Moreover, we need to evaluate the need and incidence for adjuvant treatment if a tumor-positive margin is diagnosed. This is due to the fact that adjuvant treatment comes with a price for the individual patient in terms of morbidity and even sometimes mortality. Obviously, this comes paired increased health care costs. Consequently, the use of postoperative “complications” rate, such as the need for a reoperation and/or to perform adjuvant treatment, and Patient Reported Outcome Measures (so-called PROMs) can be used as clinical endpoints for clinical trials.
Clinical decision-making during fluorescence-guided surgery.
As mentioned above, besides determining feasible clinical endpoints, adequate training of participating clinicians is extremely important for fluorescence-guided surgery. In the current surgical theatre, there is a wide range of commercially available camera systems (open, laparoscopic and robotic). These imaging devices each generate different imaging outcomes with different settings and (semi-)quantitative fluorescent imaging data. When evaluating the imaging results, the variability of image output of various camera systems should be taken into account. Furthermore, it should be interpreted by experts or controlled by the use of standardized fluorescent imaging phantoms.
Therefore, in the execution of Phase III trials, the presence of an imaging expert during surgery is crucial. At the same time, intermediate inter- and intra-observer agreement evaluation combined with the use of imaging phantoms controlling for uniformity of camera settings and imaging sessions for each individual center is vital. These requirements can guide surgeons through surgery and image interpretation, and therefore, adequate and reliable clinical decision making. In turn, this serves the final market authorization of the data obtained by a pivotal phase III trial.
Task forces to determine clinical endpoints.

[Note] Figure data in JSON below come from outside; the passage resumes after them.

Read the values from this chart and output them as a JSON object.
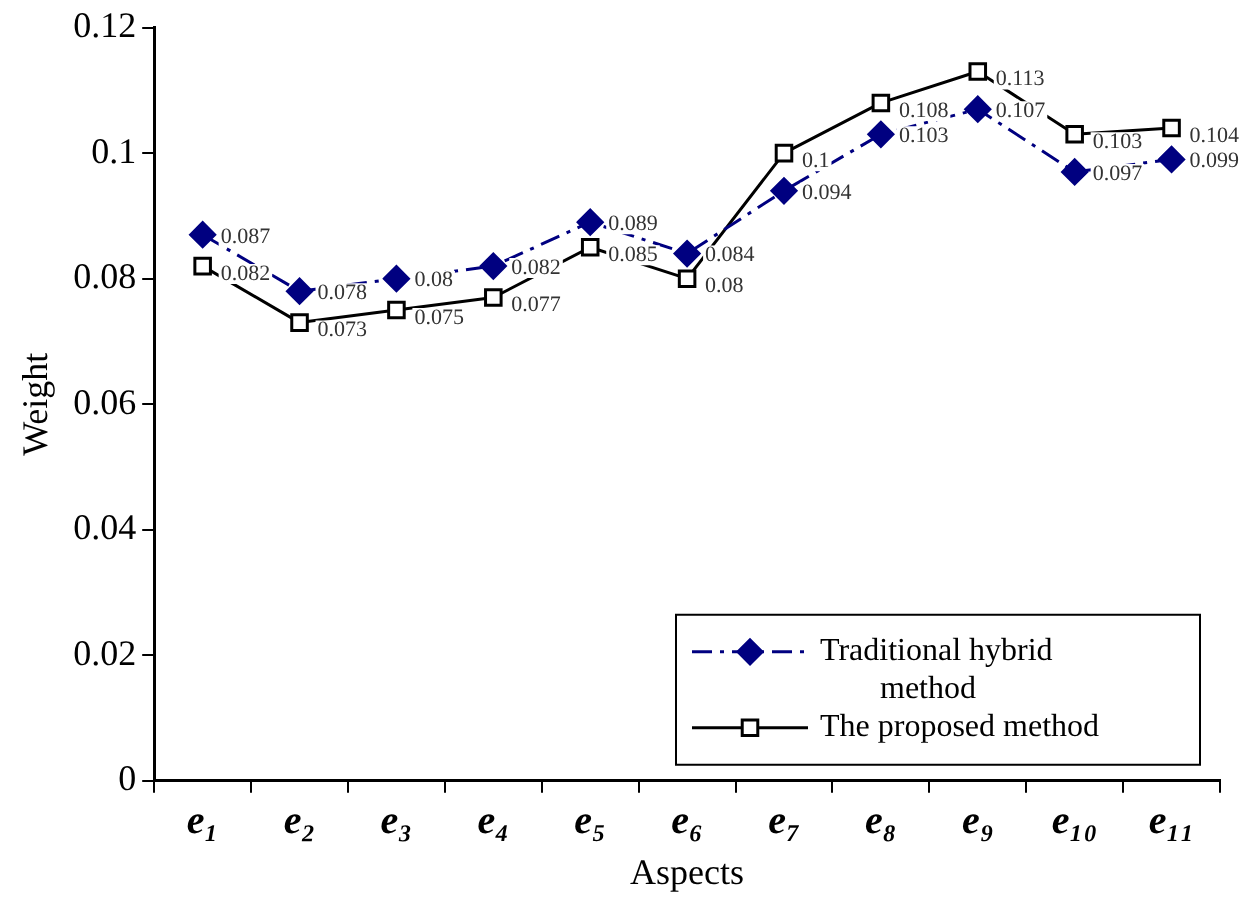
{
  "chart_data": {
    "type": "line",
    "xlabel": "Aspects",
    "ylabel": "Weight",
    "categories": [
      "e₁",
      "e₂",
      "e₃",
      "e₄",
      "e₅",
      "e₆",
      "e₇",
      "e₈",
      "e₉",
      "e₁₀",
      "e₁₁"
    ],
    "series": [
      {
        "name": "Traditional hybrid method",
        "color": "#000080",
        "marker": "diamond",
        "line_style": "dashed",
        "values": [
          0.087,
          0.078,
          0.08,
          0.082,
          0.089,
          0.084,
          0.094,
          0.103,
          0.107,
          0.097,
          0.099
        ]
      },
      {
        "name": "The proposed method",
        "color": "#000000",
        "marker": "square",
        "line_style": "solid",
        "values": [
          0.082,
          0.073,
          0.075,
          0.077,
          0.085,
          0.08,
          0.1,
          0.108,
          0.113,
          0.103,
          0.104
        ]
      }
    ],
    "ylim": [
      0,
      0.12
    ],
    "yticks": [
      0,
      0.02,
      0.04,
      0.06,
      0.08,
      0.1,
      0.12
    ],
    "grid": false,
    "legend": "bottom right",
    "data_labels": true
  }
}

The translation of Phase I and II fluorescence feasibility studies towards standard clinical implementation needs adequate determination of trial endpoints. The endpoints for each disease-entity under study should be discussed, established and confirmed in (national) task forces. These task forces are led by experts on optical imaging and cooperative clinicians from all specialties. The identification of short-term postoperative results, like radicality and postoperative complications, including PROMs, are potential outcome parameters to evaluate the effect of fluorescence-guided surgery in multicenter Phase III trials. Furthermore, it is believed that a standardized back-table imaging protocol focusing on the surgical specimen, especially in tumor-specific fluorescence imaging, is a critical factor for adequate interpretation of imaging data. The mentioned task force needs to develop standardized, easy to handle imaging protocols to obtain reliable imaging results.
At TRACER, we help determine clinical endpoints, provide training platforms, standardized imaging phantoms, and cross-correlation with histopathology imaging reports. This is essential to ensure a successful translation into a manageable, reliable clinical study design assisting in future market authorization.